O Ministério Público Federal (MPF) entrou com um recurso judicial pedindo que a União seja obrigada a disponibilizar tratamento ambulatorial precoce a pacientes de Covid-19, o que inclui a cloroquina e a hidroxicloroquina – dois medicamentos contraindicados pela comunidade científica para o tratamento da doença.

De autoria do procurador da República Ailton Benedito, popular entre bolsonaristas nas redes sociais, o agravo foi protocolado junto ao Tribunal Regional Federal da 1ª Região (TRF-1), com sede em Brasília, contra uma decisão da Justiça Federal de Goiânia que negou o pedido no mês passado.

Jair Bolsonaro faz propaganda da cloroquina nas redes sociais.

Na ação, Benedito diz que a União, o Estado de Goiás e o município de Goiânia devem acatar a orientação expedida pelo Ministério da Saúde, disponibilizando os remédios para que os médicos possam prescrevê-los a quem estiver com a doença na fase inicial, a partir de uma análise caso a caso.

De acordo com o procurador, o uso da cloroquina deve fazer parte da estratégia sanitária do poder público para evitar novas mortes no Brasil, que contabiliza mais de 94 mil vítimas fatais desde o início da pandemia.

“Devem-se utilizar todas as possibilidades farmacológicas, com o objetivo de oferecer o tratamento precoce para mitigar o agravamento da doença e evitar a sobrecarga dos serviços de saúde, enquanto não existe tratamento especificamente desenvolvido”, defende o MPF.

O uso da cloroquina na fase inicial da Covid-19 tem sido defendido pelo presidente Jair Bolsonaro. Ele próprio disse ter tomado o medicamento quando contaminado. Estudos científicos não confirmaram a efetividade da cloroquina ou da hidroxicloroquina para o tratamento da Covid-19, seja na fase inicial ou avançada da doença.

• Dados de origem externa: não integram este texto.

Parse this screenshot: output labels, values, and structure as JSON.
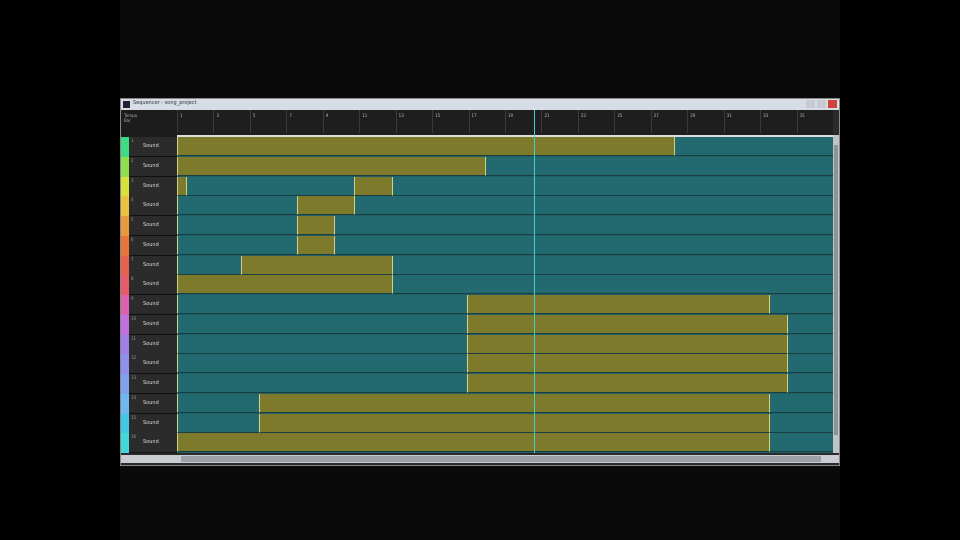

Devidos a efeitos colaterais que podem ser fatais quando associados à Covid-19, a Organização Mundial da Saúde (OMS) desaconselha o uso dos medicamentos para pacientes com a doença, mantendo a indicação apenas para o tratamento da malária e doenças autoimunes.

Apesar disso, Benedito afirma que “todas as alternativas farmacológicas seguras que apresentem resultados satisfatórios no combate à Covid-19 devem ser consideradas pelas autoridades sanitárias”.

Segundo o procurador, uma política que só considere a compra de respiradores e a construção de novos leitos – atos voltados a procedimentos em pacientes mais graves – “não é coerente com o Sistema Único de Saúde (SUS)”.

No pedido, o MPF requer multa diária de R$ 100 mil a cada ente federativo e de R$ 10 mil a cada agente que retardar essas providências.